2023 CMS Summer Meeting
Ottawa, June 2 - 5, 2023
In the past, mathematical modeling laid the foundations for understanding basic disease transmission dynamics. For example, R0 provides insights into the potential for disease transmission and helps inform public health interventions; the SIR (Susceptible-Infectious-Recovered) model, allowed researchers to simulate and predict the spread of infectious diseases, aiding in the formulation of effective public health interventions.
In the present era, math modeling has become an indispensable tool in public health research and practice. Advancements in computational power, data availability, and demands for supporting public health policies, practices, and surveillance led to more sophisticated models, incorporating real-world data and parameters. Collaborative efforts with multidisciplinary have opened up many possibilities to advance the state-of-the-art modeling supporting public health.

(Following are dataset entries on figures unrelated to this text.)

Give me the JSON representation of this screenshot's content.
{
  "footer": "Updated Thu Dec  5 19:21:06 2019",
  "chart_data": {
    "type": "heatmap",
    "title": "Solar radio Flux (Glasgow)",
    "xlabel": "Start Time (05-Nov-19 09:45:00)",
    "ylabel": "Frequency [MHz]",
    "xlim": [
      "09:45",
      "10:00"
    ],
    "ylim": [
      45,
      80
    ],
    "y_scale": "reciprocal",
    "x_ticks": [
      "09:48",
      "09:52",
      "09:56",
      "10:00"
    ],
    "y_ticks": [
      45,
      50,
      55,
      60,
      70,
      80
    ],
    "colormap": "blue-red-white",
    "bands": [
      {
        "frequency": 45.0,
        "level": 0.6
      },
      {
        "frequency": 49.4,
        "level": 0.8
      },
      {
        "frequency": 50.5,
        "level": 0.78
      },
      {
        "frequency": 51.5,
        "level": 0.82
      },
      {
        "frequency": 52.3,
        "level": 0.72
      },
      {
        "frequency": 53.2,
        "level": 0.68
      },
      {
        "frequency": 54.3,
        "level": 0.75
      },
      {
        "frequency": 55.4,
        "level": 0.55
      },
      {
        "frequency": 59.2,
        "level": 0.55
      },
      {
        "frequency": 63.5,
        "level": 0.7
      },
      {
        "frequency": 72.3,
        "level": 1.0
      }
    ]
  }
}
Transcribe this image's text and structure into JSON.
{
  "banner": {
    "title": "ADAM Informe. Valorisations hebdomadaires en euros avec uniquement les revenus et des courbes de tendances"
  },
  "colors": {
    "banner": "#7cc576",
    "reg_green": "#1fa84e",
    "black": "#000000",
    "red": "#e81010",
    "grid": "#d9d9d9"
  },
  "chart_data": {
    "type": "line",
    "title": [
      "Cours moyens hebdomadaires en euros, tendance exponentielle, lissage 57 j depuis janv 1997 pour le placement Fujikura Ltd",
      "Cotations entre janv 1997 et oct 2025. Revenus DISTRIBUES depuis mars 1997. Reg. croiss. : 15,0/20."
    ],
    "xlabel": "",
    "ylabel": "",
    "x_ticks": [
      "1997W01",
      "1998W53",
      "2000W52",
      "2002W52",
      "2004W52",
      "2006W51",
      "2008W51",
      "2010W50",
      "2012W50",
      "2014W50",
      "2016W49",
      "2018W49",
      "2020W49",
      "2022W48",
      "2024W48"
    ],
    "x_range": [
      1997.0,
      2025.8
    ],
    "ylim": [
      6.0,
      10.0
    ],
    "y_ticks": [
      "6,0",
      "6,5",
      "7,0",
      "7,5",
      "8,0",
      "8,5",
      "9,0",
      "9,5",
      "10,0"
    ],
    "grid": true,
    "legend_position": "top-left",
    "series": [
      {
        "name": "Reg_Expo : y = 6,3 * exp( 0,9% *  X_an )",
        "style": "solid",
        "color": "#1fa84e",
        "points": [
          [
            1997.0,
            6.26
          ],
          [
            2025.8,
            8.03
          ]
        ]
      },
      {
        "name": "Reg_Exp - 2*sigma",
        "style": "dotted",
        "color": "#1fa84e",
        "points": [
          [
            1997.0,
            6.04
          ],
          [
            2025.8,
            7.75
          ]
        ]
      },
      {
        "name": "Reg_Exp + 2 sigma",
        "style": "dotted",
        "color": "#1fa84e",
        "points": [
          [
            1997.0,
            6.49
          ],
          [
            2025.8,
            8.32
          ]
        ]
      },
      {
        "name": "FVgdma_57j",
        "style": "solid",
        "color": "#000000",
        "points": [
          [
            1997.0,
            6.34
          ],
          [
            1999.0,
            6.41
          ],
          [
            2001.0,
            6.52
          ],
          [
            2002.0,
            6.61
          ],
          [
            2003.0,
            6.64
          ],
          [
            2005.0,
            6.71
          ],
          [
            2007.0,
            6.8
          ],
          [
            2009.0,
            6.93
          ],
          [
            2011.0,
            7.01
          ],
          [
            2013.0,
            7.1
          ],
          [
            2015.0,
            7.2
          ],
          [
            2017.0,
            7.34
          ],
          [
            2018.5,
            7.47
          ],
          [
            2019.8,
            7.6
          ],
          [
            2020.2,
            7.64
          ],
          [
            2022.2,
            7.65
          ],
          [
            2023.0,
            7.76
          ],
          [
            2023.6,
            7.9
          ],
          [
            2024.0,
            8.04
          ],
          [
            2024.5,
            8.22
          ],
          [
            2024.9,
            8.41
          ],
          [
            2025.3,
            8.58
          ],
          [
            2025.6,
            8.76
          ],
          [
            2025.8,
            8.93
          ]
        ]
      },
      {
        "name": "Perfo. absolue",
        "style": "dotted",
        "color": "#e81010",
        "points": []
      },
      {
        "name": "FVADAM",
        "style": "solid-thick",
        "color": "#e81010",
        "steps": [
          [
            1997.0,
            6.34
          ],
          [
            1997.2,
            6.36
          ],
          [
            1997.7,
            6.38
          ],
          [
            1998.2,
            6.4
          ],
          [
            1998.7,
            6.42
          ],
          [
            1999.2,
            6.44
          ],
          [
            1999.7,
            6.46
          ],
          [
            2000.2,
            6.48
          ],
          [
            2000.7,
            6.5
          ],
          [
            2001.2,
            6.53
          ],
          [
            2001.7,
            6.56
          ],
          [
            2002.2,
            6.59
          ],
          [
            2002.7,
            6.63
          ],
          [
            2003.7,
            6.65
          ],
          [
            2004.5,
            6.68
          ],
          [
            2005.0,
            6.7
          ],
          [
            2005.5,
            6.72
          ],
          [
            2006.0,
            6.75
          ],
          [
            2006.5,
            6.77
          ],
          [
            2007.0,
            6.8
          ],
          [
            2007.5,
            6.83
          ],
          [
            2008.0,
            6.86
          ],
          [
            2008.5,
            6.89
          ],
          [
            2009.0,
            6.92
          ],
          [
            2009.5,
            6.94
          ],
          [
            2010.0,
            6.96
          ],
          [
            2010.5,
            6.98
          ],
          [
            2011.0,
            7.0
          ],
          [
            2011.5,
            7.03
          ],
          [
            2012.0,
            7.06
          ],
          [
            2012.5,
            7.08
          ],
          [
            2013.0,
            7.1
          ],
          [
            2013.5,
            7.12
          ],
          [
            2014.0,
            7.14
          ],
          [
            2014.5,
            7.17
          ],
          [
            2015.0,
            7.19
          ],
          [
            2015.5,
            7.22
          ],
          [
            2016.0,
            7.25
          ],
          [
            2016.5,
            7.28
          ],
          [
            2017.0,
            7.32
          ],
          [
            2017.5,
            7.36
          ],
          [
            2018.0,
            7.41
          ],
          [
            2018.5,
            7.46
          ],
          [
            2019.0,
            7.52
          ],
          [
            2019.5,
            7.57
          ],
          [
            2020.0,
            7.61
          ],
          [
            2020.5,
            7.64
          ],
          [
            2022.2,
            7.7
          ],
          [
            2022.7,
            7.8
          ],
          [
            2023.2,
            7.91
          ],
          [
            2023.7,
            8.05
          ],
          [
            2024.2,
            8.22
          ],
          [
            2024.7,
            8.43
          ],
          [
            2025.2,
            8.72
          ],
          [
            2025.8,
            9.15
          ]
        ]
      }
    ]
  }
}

Looking toward the future, math modeling holds immense promise in transforming public health practices. Advanced modeling techniques provide a more nuanced understanding of disease dynamics, biological mechanisms, and social interactions. Integration of evolving real-time data sources such as genomics, serological, sentinel, and citizen science surveillance enhances modeling. Lastly, to fully leverage the potential of math modeling, interdisciplinary collaborations, and stakeholder engagement are crucial. By involving public health experts, policymakers, scientists, and communities in the modeling process, models can be co-developed to address public health challenges.